The Paradox of Supply Chain Risk

How you view supply chain risk — and how you manage it — depends on where you sit in the supply chain


By Andrew K. Reese

Supply chain risk management has been a hot topic and a top draw on the industry conference and Webcast circuit for several years already. Entire events have been devoted to identifying and managing risk. Practice areas have sprung up within consultancies to advise clients on supply chain risk. Blogs have appeared covering risk, including one started by supply management solution provider Aravo at http://atrisk.net/.

In many ways, SCRM has taken on the characteristics of a critical discipline for supply chain executives. And all these trends have only been exacerbated by the recession, which highlighted the treat of supplier insolvency and supply chain disruption at a time when most enterprise executives were already feeling vulnerable.

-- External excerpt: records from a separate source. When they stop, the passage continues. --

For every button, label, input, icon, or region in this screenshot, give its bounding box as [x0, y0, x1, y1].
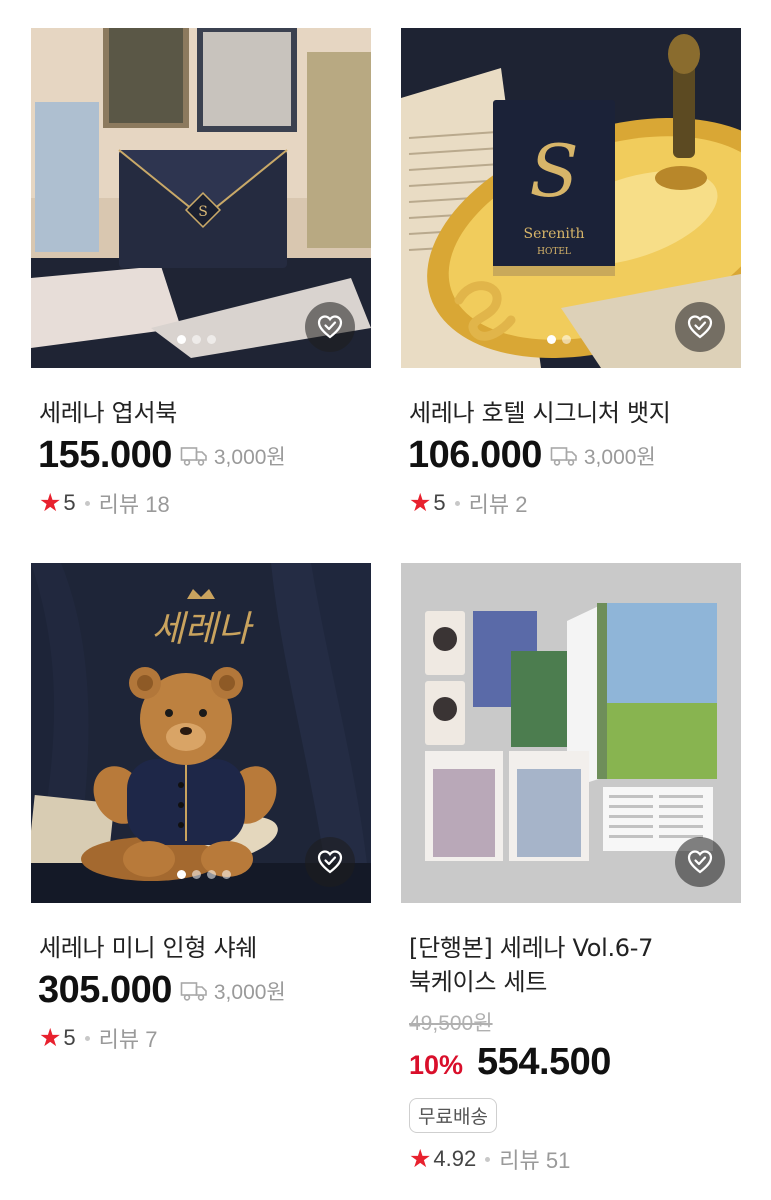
separator-dot: [84, 500, 90, 506]
carousel-dot[interactable]: [562, 335, 571, 344]
product-title-line-2: 북케이스 세트: [409, 968, 548, 996]
wishlist-button[interactable]: [675, 302, 725, 352]
product-price: 106.000: [408, 434, 542, 476]
shipping-fee-text: 3,000원: [213, 981, 286, 1004]
product-card-mini-doll[interactable]: 세레나 세레나 미니 인형 샤쉐 305.000 3,000원 ★ 5 리뷰 7: [31, 563, 371, 1054]
rating-row: ★ 4.92 리뷰 51: [409, 1143, 741, 1175]
review-count[interactable]: 리뷰 18: [99, 487, 170, 519]
star-icon: ★: [39, 488, 62, 517]
heart-check-icon: [687, 850, 713, 874]
price-row: 155.000 3,000원: [38, 434, 371, 477]
product-image[interactable]: [401, 563, 741, 903]
price-row: 305.000 3,000원: [38, 969, 371, 1012]
carousel-dot[interactable]: [207, 870, 216, 879]
carousel-dot-active[interactable]: [177, 870, 186, 879]
postcard-emblem-text: S: [198, 204, 208, 220]
heart-check-icon: [317, 315, 343, 339]
separator-dot: [84, 1035, 90, 1041]
truck-icon: [550, 447, 577, 466]
carousel-dot[interactable]: [192, 870, 201, 879]
rating-row: ★ 5 리뷰 18: [39, 487, 371, 519]
truck-icon: [180, 982, 207, 1001]
wishlist-button[interactable]: [305, 837, 355, 887]
wishlist-button[interactable]: [675, 837, 725, 887]
discount-rate: 10%: [409, 1050, 464, 1080]
hotel-card-letter: S: [529, 129, 578, 213]
price-row: 106.000 3,000원: [408, 434, 741, 477]
hotel-card-hotel: HOTEL: [537, 247, 571, 257]
shipping-fee: 3,000원: [180, 441, 286, 471]
shipping-fee: 3,000원: [550, 441, 656, 471]
rating-score: 4.92: [433, 1146, 477, 1171]
heart-check-icon: [687, 315, 713, 339]
star-icon: ★: [409, 1144, 432, 1173]
rating-row: ★ 5 리뷰 7: [39, 1022, 371, 1054]
product-price: 155.000: [38, 434, 172, 476]
heart-check-icon: [317, 850, 343, 874]
carousel-dots[interactable]: [177, 335, 216, 344]
product-title[interactable]: 세레나 호텔 시그니처 뱃지: [409, 396, 741, 430]
hotel-card-name: Serenith: [524, 226, 585, 242]
free-shipping-badge: 무료배송: [409, 1098, 497, 1133]
shipping-fee-text: 3,000원: [213, 446, 286, 469]
product-image[interactable]: S Serenith HOTEL: [401, 28, 741, 368]
carousel-dot[interactable]: [222, 870, 231, 879]
carousel-dot[interactable]: [207, 335, 216, 344]
carousel-dot-active[interactable]: [547, 335, 556, 344]
rating-score: 5: [63, 490, 76, 515]
carousel-dot-active[interactable]: [177, 335, 186, 344]
doll-logo-text: 세레나: [151, 609, 254, 650]
separator-dot: [454, 500, 460, 506]
carousel-dots[interactable]: [547, 335, 571, 344]
product-price: 305.000: [38, 969, 172, 1011]
discount-price-row: 10% 554.500: [409, 1041, 741, 1084]
star-icon: ★: [409, 488, 432, 517]
product-title-line-1: [단행본] 세레나 Vol.6-7: [409, 934, 654, 962]
product-title[interactable]: 세레나 엽서북: [39, 396, 371, 430]
carousel-dot[interactable]: [192, 335, 201, 344]
product-image[interactable]: S: [31, 28, 371, 368]
shipping-fee-text: 3,000원: [583, 446, 656, 469]
product-card-bookcase-set[interactable]: [단행본] 세레나 Vol.6-7 북케이스 세트 49,500원 10% 55…: [401, 563, 741, 1175]
rating-row: ★ 5 리뷰 2: [409, 487, 741, 519]
separator-dot: [485, 1156, 491, 1162]
original-price: 49,500원: [409, 1012, 493, 1035]
product-title[interactable]: [단행본] 세레나 Vol.6-7 북케이스 세트: [409, 931, 709, 999]
product-price: 554.500: [477, 1041, 611, 1083]
carousel-dots[interactable]: [177, 870, 231, 879]
shipping-fee: 3,000원: [180, 976, 286, 1006]
product-title[interactable]: 세레나 미니 인형 샤쉐: [39, 931, 371, 965]
rating-score: 5: [433, 490, 446, 515]
star-icon: ★: [39, 1023, 62, 1052]
product-card-hotel-badge[interactable]: S Serenith HOTEL 세레나 호텔 시그니처 뱃지 106.000: [401, 28, 741, 519]
review-count[interactable]: 리뷰 2: [469, 487, 528, 519]
truck-icon: [180, 447, 207, 466]
rating-score: 5: [63, 1025, 76, 1050]
product-card-postcard-book[interactable]: S 세레나 엽서북 155.000 3,000원 ★ 5 리뷰 18: [31, 28, 371, 519]
review-count[interactable]: 리뷰 51: [499, 1143, 570, 1175]
review-count[interactable]: 리뷰 7: [99, 1022, 158, 1054]
wishlist-button[interactable]: [305, 302, 355, 352]
product-image[interactable]: 세레나: [31, 563, 371, 903]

And yet, in spite of all the ink and bytes that have been devoted to supply chain risk management (mea culpa, as this magazine has contributed its share to the conversation), a consensus remains elusive as to what exactly SCRM entails, how it should be defined, what kinds of strategies are necessary to address it, even who in the enterprise should address it. It seems that, to date, anyway, how you view supply chain risk, and how you manage it, still very much depends on where you sit in the supply chain.

Toward a Definition

The Supply Chain Risk Leadership Council (SCRLC), established in 2006 and counting among its member companies many of the leading brands across a variety of industry sectors (Cisco, Boeing, Procter & Gamble and Bank of America, just to name a few), defines SCMR as:

The practice of managing the risk of any factor or event that can materially disrupt a supply chain whether within a single company or spread across multiple companies. The ultimate purpose of supply chain risk management is to enable cost avoidance, customer service, and market position.

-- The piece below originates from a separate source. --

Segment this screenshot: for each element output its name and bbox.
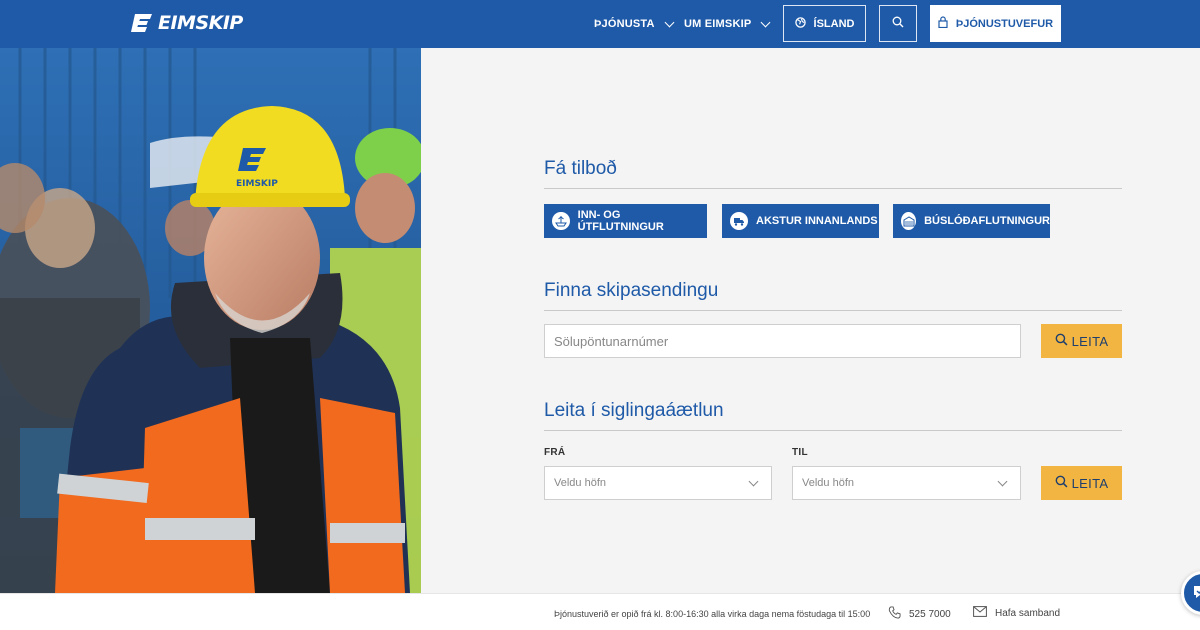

The all-encompassing nature of supply chain risk implied by that definition — "any factor or event" — has perhaps contributed to the generally slow pace at which a framework has been established for dealing with these risks. Noha Tohamy, the vice president of supply chain research at AMR Research (recently acquired by Gartner), has written and spoken extensively about SCMR and is perhaps the top analyst covering risk. She notes in a recent research report ("The Supply Chain Risk Leadership Council: Growing Influence, Growing Pains," March 04, 2010) that while the SCRLC has been effective in raising awareness of risk management, companies still need "practical advice" for how to incorporate risk management into their enterprises. "There's a critical need for a working framework that spans the major supply chain risks and the processes underlying them that can guide ... companies with advancing the concept of supply chain risk within their organizations," Tohamy writes.

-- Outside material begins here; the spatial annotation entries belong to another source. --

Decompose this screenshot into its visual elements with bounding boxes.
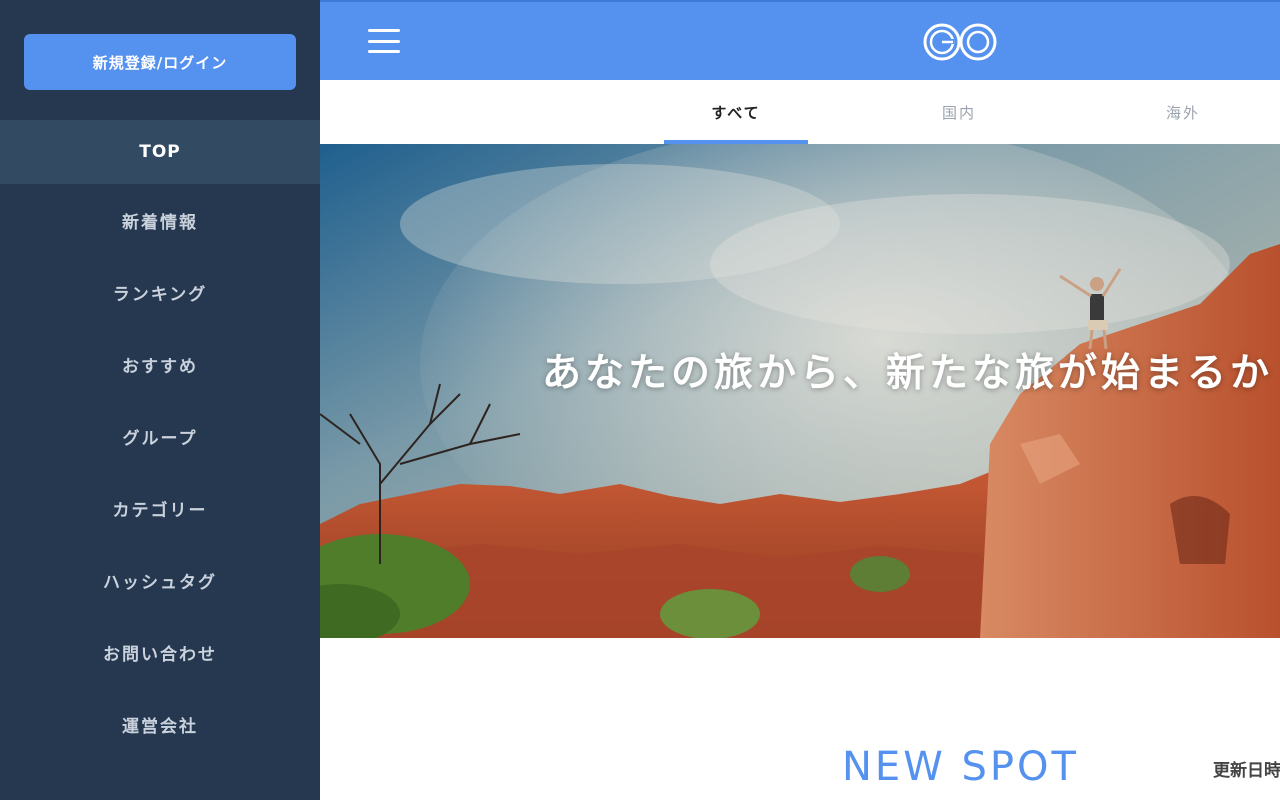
sidebar-item-contact[interactable]: お問い合わせ <box>0 616 320 688</box>
sidebar-item-recommended[interactable]: おすすめ <box>0 328 320 400</box>
top-header <box>320 0 1280 80</box>
sort-updated-label[interactable]: 更新日時 <box>1213 756 1280 781</box>
sidebar-nav: TOP 新着情報 ランキング おすすめ グループ カテゴリー ハッシュタグ お問… <box>0 120 320 760</box>
sidebar-item-category[interactable]: カテゴリー <box>0 472 320 544</box>
tab-overseas[interactable]: 海外 <box>1111 80 1255 144</box>
hero-banner: あなたの旅から、新たな旅が始まるか <box>320 144 1280 638</box>
sidebar-item-company[interactable]: 運営会社 <box>0 688 320 760</box>
sidebar-item-ranking[interactable]: ランキング <box>0 256 320 328</box>
tab-all[interactable]: すべて <box>664 80 808 144</box>
section-title: NEW SPOT <box>842 744 1079 790</box>
sidebar-item-hashtag[interactable]: ハッシュタグ <box>0 544 320 616</box>
sidebar-item-group[interactable]: グループ <box>0 400 320 472</box>
tab-domestic[interactable]: 国内 <box>887 80 1031 144</box>
go-logo[interactable] <box>922 20 1000 64</box>
sidebar: 新規登録/ログイン TOP 新着情報 ランキング おすすめ グループ カテゴリー… <box>0 0 320 800</box>
sidebar-item-news[interactable]: 新着情報 <box>0 184 320 256</box>
content-area: NEW SPOT 更新日時 <box>320 638 1280 800</box>
login-register-button[interactable]: 新規登録/ログイン <box>24 34 296 90</box>
hamburger-menu-icon[interactable] <box>368 26 400 56</box>
sidebar-item-top[interactable]: TOP <box>0 120 320 184</box>
region-tabs: すべて 国内 海外 <box>320 80 1280 144</box>
hero-headline: あなたの旅から、新たな旅が始まるか <box>542 351 1274 396</box>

The need for a precise understanding of what activities and what threats should and shouldn't be included in a company's supply chain risk management strategy is not trivial. As Anurag Dixit, vice president of marketing for spend management solution provider Zycus, writes in a recent whitepaper on risk: "In absence of a standard definition and framework [for risk management], people will have to rely on their experience and many times their gut-feel to assess risk they bring into the system when they choose a new supplier, move to a new supply market or redesign their supply chain. It is bound to lead to surprises and the chances are high that many of these decisions will not be positive.

"Moreover," Dixit adds, "this black-box approach prevents knowledge sharing at a larger department and enterprise scale."

In 2008 the Supply Chain Council (SCOR) recognized the conundrum that companies faced around supply chain risk. In the report "Managing Risk in Your Organization with the SCOR Methodology," the Supply Chain Council Risk Research Team noted that "less than half of enterprises have established metrics and procedures for assessing and managing supply risks and organizations lack sufficient market intelligence, process, and information systems to effectively predict and mitigate supply chain risks." The research team set out to fill that gap by not only offering a comprehensive definition of risk but also incorporate that definition into the SCOR model as a standard against which organizations can benchmark their own SCMR efforts.

Perspectives on Risk

However, even with the efforts of groups like the SCRLC and SCOR, the broader supply chain community has yet to form a consensus around strategies and best practices for supply chain risk. Sundar Kamakshisundaram, senior solutions marketing manager with spend management solution provider Ariba, suggests that, in part, this is because different groups within the enterprise have traditionally focused on specific areas of risk. Within many enterprises, for example, Finance may be tasked with looking at supplier financials as a signal of viability, Procurement may be primarily concerned with issues around contract compliance, and supplier performance may be the purview of Quality. "Whenever you talk to different people within an organization, you get different answers for what risk means," Kamakshisundaram says. "Different individuals focus on various operational metrics, and so companies are not taking a holistic approach to risk management."

So again, one's perspective on risk still appears to depend largely on where one sits in the supply chain, and within which function in the supply chain one sits.

On the demand management side, companies are struggling to understand how demand for their products is going to evolve in the post-recessionary economy, says John Vaughan, director of industry solutions with Patni Computer Systems' Business Consulting Services Group. "The largest risk that has to be managed now is the risk of demand patterns changing," Vaughan says. "When growth reappears, it's really not certain that it's going to be growth in the same categories as before. So risk mitigation right now has to be around understanding whether your customers are going to be buying the same things as before."